A researcher at Columbia University’s School of Social Work wanted to estimate the prevalence of drug abuse problems among American Indians (Native Americans) living in New York City. From the Census, it was estimated that about 30,000 Indians live in the city, and the researcher had a budget to interview 400. She did not have a list of Indians in the city, and she obtained her sample as follows.

She started with a list of 300 members of a local American Indian community organization, and took a random sample of 100 from this list. She interviewed these 100 persons and asked each of these to give her the names of other Indians in the city whom they knew. She asked each respondent to characterize him/herself and also the people on the list on a 1-10 scale, where 10 is “strongly Indian-identified,” 5 is “moderately Indian-identified,” and 0 is “not at all Indian identified.” Most of the original 100 people sampled characterized themselves near 10 on the scale, which makes sense because they all belong to an Indian community organization. The researcher then took a random sample of 100 people from the combined lists of all the people referred to by the first group, and repeated this process. She repeated the process twice more to obtain 400 people in her sample.

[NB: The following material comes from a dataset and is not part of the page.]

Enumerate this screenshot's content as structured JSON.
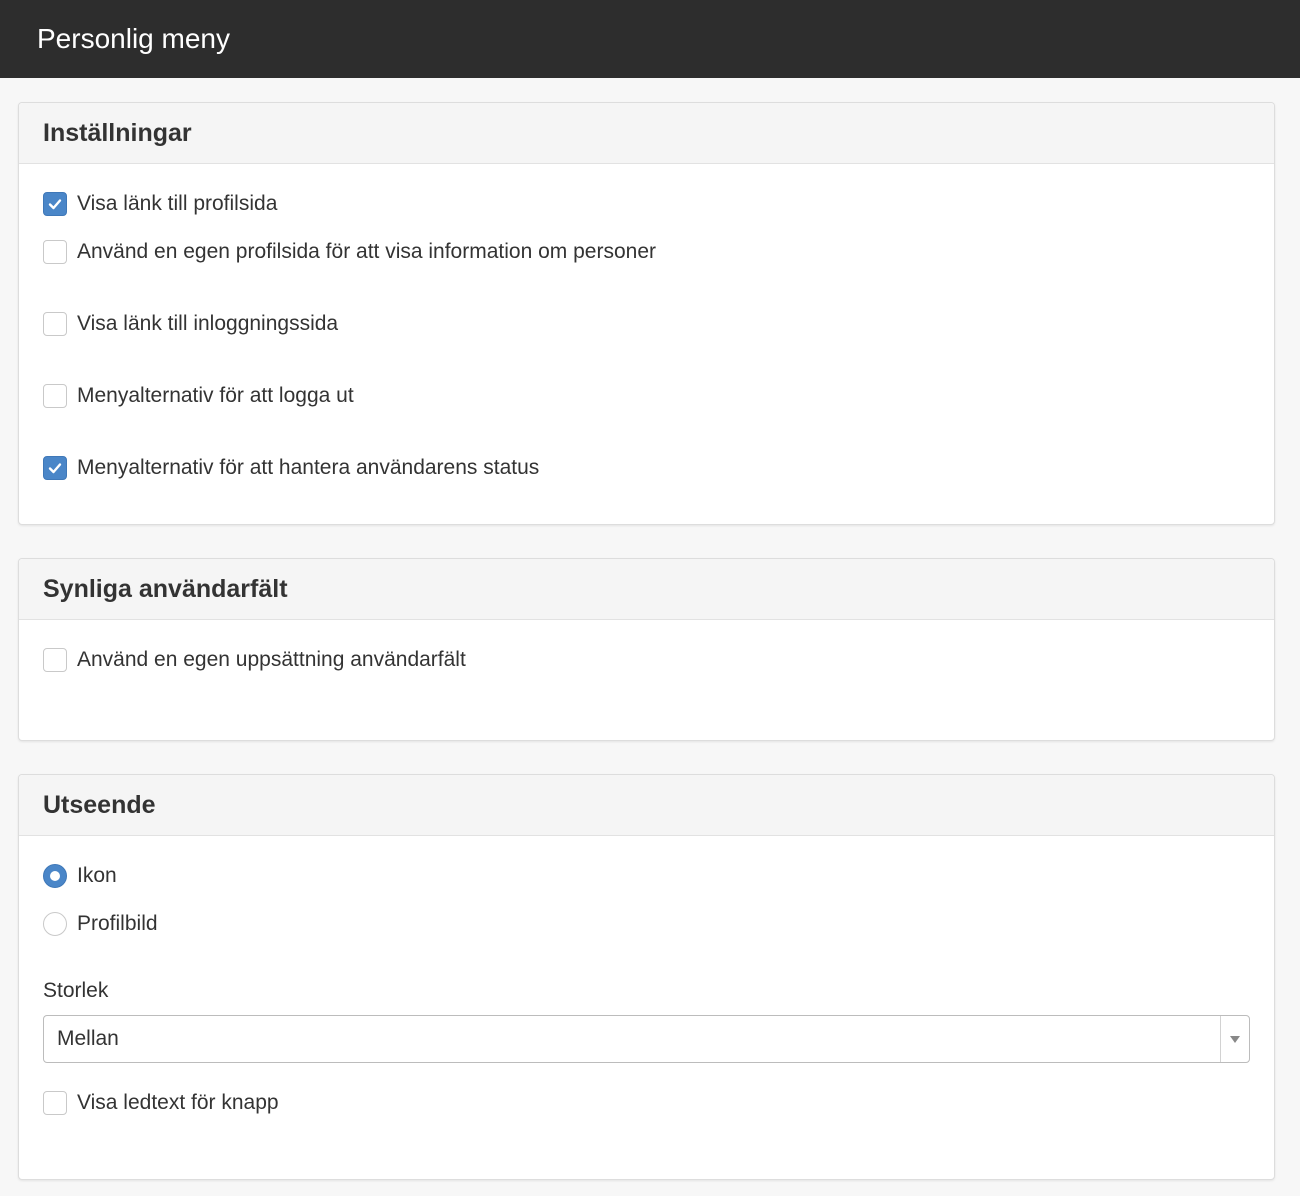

Describe how you would use the data from these 400 people to estimate (and get a standard error for your estimate of) the prevalence of drug abuse problems among American Indians living in New York City. You must account for the bias and dependence of the nonrandom sampling method.

There are different ways to attack this problem but my preferred solution is to use Mister P:

1. Fit a regression model to estimate p(y|X)—in this case, y represents some measure of drug abuse problem at the individual level, and X includes demographic predictors and also a measure of Indian identification (necessary because the survey design oversamples of people who are strongly Indian identified) and a measure of gregariousness (necessary because the referral design oversamples people with more friends and acquaintances);

2. Estimate the distribution of X in the population (in this case, all American Indian adults living in New York City); and

3. Take the estimates from step 1, and average these over the distribution in step 2, to estimate the distribution of y over the entire population or any subpopulations of interest.

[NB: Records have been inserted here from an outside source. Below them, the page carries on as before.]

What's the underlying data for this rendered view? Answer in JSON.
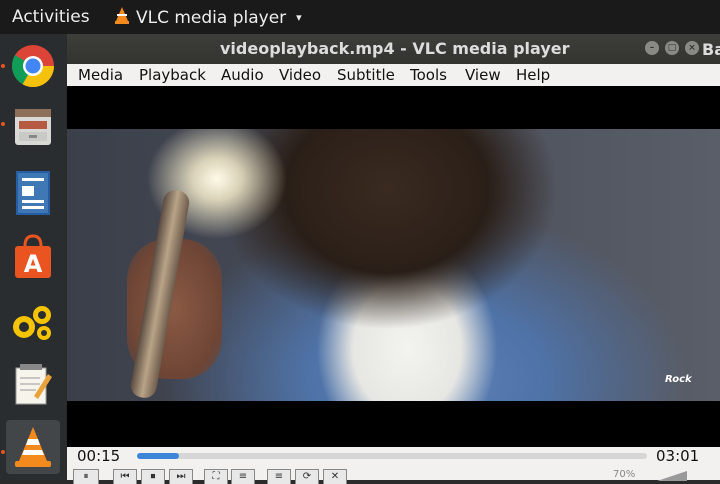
{
  "topbar": {
    "activities_label": "Activities",
    "app_name": "VLC media player",
    "caret": "▾"
  },
  "dock": {
    "items": [
      {
        "name": "chrome-icon",
        "running": true
      },
      {
        "name": "files-icon",
        "running": true
      },
      {
        "name": "writer-icon",
        "running": false
      },
      {
        "name": "software-icon",
        "running": false
      },
      {
        "name": "gears-icon",
        "running": false
      },
      {
        "name": "text-editor-icon",
        "running": false
      },
      {
        "name": "vlc-icon",
        "running": true,
        "active": true
      }
    ]
  },
  "window": {
    "title": "videoplayback.mp4 - VLC media player",
    "behind_title_fragment": "Ba",
    "buttons": {
      "minimize": "–",
      "maximize": "□",
      "close": "×"
    }
  },
  "menubar": {
    "items": [
      {
        "label": "Media"
      },
      {
        "label": "Playback"
      },
      {
        "label": "Audio"
      },
      {
        "label": "Video"
      },
      {
        "label": "Subtitle"
      },
      {
        "label": "Tools"
      },
      {
        "label": "View"
      },
      {
        "label": "Help"
      }
    ]
  },
  "video": {
    "watermark": "Rock"
  },
  "controls": {
    "elapsed": "00:15",
    "duration": "03:01",
    "progress": 0.083,
    "volume": "70%",
    "buttons": [
      "⏸",
      "⏮",
      "⏹",
      "⏭",
      "⛶",
      "≡",
      "⟳",
      "✕"
    ]
  },
  "colors": {
    "accent": "#3b86d8",
    "ubuntu_orange": "#e95420"
  }
}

The hard part here is step 2, as I’m not aware of many published examples of such things. You have to build a model, and in that model you must account for the sampling bias. It can be done, though; indeed I’d like to do some examples of this to make these ideas more accessible to survey practitioners.

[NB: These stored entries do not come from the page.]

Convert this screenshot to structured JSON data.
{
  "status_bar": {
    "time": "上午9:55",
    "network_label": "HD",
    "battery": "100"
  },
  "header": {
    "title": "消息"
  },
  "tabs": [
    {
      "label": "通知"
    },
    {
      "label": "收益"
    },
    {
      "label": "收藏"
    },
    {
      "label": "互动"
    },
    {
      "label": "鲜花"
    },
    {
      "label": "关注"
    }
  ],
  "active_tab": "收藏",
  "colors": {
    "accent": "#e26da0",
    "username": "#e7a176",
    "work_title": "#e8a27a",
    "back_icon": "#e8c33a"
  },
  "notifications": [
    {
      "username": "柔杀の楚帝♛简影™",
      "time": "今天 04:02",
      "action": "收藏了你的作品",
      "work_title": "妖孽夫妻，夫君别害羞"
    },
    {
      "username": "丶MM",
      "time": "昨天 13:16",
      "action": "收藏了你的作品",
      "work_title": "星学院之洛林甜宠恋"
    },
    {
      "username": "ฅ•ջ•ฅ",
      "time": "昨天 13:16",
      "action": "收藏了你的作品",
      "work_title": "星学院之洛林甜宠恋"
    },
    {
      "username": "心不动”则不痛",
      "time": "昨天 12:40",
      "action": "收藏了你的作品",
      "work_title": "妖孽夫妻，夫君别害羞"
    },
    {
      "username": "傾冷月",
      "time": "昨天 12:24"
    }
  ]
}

There’s some literature on this survey design—it’s called “respondent driven sampling”—but I don’t think the recommended analysis strategies are very good. MRP should be better, but, again, I should be able say this with more confidence and authority once I’ve actually done such an analysis for this sort of survey. Right now, I’m just a big talker.

1. awm says:

I would think the tricky part would be fitting a model to account for the network structure of dependencies between the observations in step 1. That and knowing how “gregariousness” is distributed in the target population.

• Andrew says:

Awm:

Yes, I agree, some modeling is needed; it won’t work without additional assumptions. My intuition is that it would be possible to make lots of progress in these applications by adding some reasonable assumptions, recognizing that the resulting analyses will not be perfect.

2. Calum says:

I agree that the challenge is step 2, since respondent-driven-sampling is usually used with populations for whom it isn’t easy to find (non-RDS!) estimates of any variable. As for estimating the gregariousness, I find this from Katherine McLaughlin very appealing: http://www.stat.ucla.edu/~katherine.mclaughlin/JSMpaper_mclaughlin.pdf Once you have a good measure, Gile et al. have borrowed from oil and gas prospecting to weight the participants to estimate population prevalences.

3. Peter Dorman says:

I’m going to go out on a limb, since I’ve usually recommended against this sampling methodology (also called snowball, yes?), and I’m just guessing about how to adjust for it—but here goes.

It strikes me that we have a form of clustering here, where people referred by individual X are socially clustered. This might be important in a substance abuse study: if X is a substance abuser, acquaintances of X are more likely to be as well. If this is true, we ought to make the appropriate adjustment.

As for gregariousness, this arises for two reasons. (1) More gregarious individuals will suggest more names, biasing further rounds of the sample in the direction of their social circles, and gregariousness may covary with other factors that might be tend to bias the sample of referrals. (2) The individuals more likely to be referred are more likely to be gregarious, i.e. not socially isolated. (This is what I think Andrew had in mind.) Is there a literature on addiction and social isolation? It’s not obvious to me which way this would bend, but it may well go in one way or another.

Anyway, (1) can be dealt with by changing the sampling strategy: ask each of the original 100 to provide a fixed number of names. Then we have only (2).

I would also worry a lot about measurement error and nonresponse in a study like this. (a) Respondents with drug problems might not reveal them. (b) People may be more likely to refuse participation in the study if they have drug problems. I’ve dealt with revelation issues (sensitive topics) in the past by asking both individual and ecological questions: do you do x, and what proportion of your community do you think does x? (b) is standard nonresponse bias.

4. Greg Snow says:

This is great, I would love to see some “case study” style examples that have data, Stan code, and a step by step description of what assumptions are being made and how they affect/effect the likelihood used.

I often use an example in teaching (frequentist classes) about random sampling that if you are interested in the mean height of students at the university, then using the heights of the basketball team would be convenient, but not very representative. I have thought for a while that there may be a Bayesian approach that would allow estimation of all students heights based on the height of the basketball teams, depending heavily on assumptions and a likelihood that takes the sampling into account. This example has some similarities (but probably more sensible than the basketball example).

It seems that a simple starting place for measuring gregariousness would be the number of people that each person refers (in the 1st 3 samples) and the number of times they were referred (in the last 3).

• I’d also love to see an example on how to do this! So far, the only approach I can see would be to use some (hopefully reasonable) estimate on what my population density might be. I can’t really see how we can build a model to e.g. estimate the population of Indians / taxi drivers / sushi restaurants / whatever based on interviewing 400 of them?
Cheers, Daniel